Deutsche Bank’s global transaction banking (GTB) business delivered pre-tax profits of €379 million in the third quarter, slightly up on the same period last year, despite the challenges of a “difficult macroeconomic environment, low interest rates in core markets, and competitive pressures on margins,” the bank said.
Pre-tax profits were generated on the back of €1 billion of net revenues in GTB – flat to the same period a year ago – and supported by a 14% fall in non-interest expenses.
This performance was solid as oppose to stellar, but given the group’s results were marred by €1.2 billion of litigation charges – slashing pre-tax profits to €18 million – and hampered by an underperforming corporate banking and securities division, GTB may be seen as one of few bright spots in the Deutsche’s third quarter.
Within GTB, Deutsche said its trade finance business delivered solid revenues due to strong volumes, while revenues in trust and securities services were stable, “as higher volumes counterbalanced the impact from low interest rates”. Revenues in cash management were also impacted by low interest rates in core markets.

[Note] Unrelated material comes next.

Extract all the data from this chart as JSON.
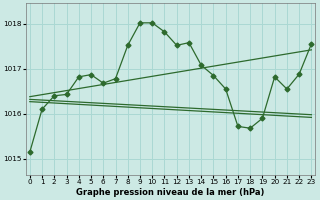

Deutsche said provision for credit losses in GTB edged up to €58 million compared with a year ago, an increase largely related to volume growth in trade finance and higher provisions for the bank’s commercial banking activities in the Netherlands.
For Standard Chartered, which doesn’t disclose its performance numbers in its interim management statement, it said that in both the year to date (September 30) and the third quarter income from its transaction banking business fell by a “mid single digit percentage” compared with a year earlier.
Standard Chartered said that volumes across its cash and trade business, and consistent with the first half, remain strong, and up by double digit percentages both for the year to date and when compared with the third quarter of last year.
Revealingly, the bank said that “margins in the third quarter remain materially lower than in the equivalent quarter of 2012, with margins in trade now some 26 basis points lower, and margins in cash some 15 basis points lower.”
However, Standard Chartered said that margins in both trade and cash are now broadly stabilizing.